- Born: 1923 British Hong Kong
- Died: 31 January 1990 (aged 66–67) Kansas City, Missouri, U.S.
- Education: Lingnan College Princeton University Massachusetts Institute of Technology

= Jung Kong Lee =

Hong Kong-born American chemist and politician

Jung Kong Lee (利榮康; December 1923 – 31 January 1990) was a Hong Kong-born American-educated chemist and politician. He was member of the Hysan Lee family and a chemist at the University of Kansas. He was also a member of the Hong Kong Basic Law Consultative Committee.

==Biography==
Lee was born in 1923 into the prominent Lee family. His father, Hysan Lee, was a multi-millionaire who was nicknamed the "King of Opium". He served in the National Revolutionary Army during the Second World War, in which he was an interpreter for General Joe Stillwell's army in the China Burma India Theater. He attended Lingnan College before he moved to the United States, where he attended Princeton University, majoring in chemistry and attaining membership in Sigma Xi. He was also a member of the Campus Club. In 1955, he received a doctoral degree in chemistry and took up a post-doctoral study at the Massachusetts Institute of Technology, before he joined the chemistry department at the University of Kansas.

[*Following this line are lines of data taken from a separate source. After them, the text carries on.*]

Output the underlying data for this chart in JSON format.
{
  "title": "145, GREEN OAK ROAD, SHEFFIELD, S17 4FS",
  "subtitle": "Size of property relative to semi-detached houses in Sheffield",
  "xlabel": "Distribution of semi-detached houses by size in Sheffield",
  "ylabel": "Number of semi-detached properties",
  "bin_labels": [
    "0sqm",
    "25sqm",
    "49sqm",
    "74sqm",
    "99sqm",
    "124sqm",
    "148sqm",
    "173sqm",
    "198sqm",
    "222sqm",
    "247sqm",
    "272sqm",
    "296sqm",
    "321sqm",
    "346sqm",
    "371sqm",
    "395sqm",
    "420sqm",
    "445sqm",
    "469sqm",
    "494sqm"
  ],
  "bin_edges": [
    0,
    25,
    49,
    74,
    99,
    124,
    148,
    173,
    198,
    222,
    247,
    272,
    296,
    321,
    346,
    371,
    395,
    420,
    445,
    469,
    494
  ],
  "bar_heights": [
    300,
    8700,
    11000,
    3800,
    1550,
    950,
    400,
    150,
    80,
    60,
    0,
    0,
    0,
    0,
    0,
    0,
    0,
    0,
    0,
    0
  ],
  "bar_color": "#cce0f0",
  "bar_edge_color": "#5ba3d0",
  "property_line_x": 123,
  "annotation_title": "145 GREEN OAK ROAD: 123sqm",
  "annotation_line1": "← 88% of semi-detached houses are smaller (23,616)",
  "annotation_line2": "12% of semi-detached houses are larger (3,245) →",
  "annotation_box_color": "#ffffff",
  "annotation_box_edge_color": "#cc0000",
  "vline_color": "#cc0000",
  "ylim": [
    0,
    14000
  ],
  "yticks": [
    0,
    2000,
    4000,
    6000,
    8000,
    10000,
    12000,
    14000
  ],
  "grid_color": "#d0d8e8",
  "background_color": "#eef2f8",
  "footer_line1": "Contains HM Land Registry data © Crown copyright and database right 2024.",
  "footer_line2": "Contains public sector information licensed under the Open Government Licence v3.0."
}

He returned to Hong Kong in 1980 to take up the directorship of his family business Lee Hysan Estate Co. and then the Hysan Development Co. In 1985, he was appointed member of the Hong Kong Basic Law Consultative Committee for drafting the Basic Law of Hong Kong, the mini-constitution for post-1997 Hong Kong, in which he was part of the Group of 89 a conservative faction consisting of businessmen and professionals. In 1989, he became the founding chairman of the New Hong Kong Alliance which emerged from the Group of 89.

== Personal ==
He was married to a woman named Ingrid and they had a son named Oliver.

On 31 January 1990, Lee died in Kansas City, Missouri, United States after a lengthy illness. He was 66. He was survived by his wife, son, his mother, Mrs. Hysan Lee; three brothers and five sisters.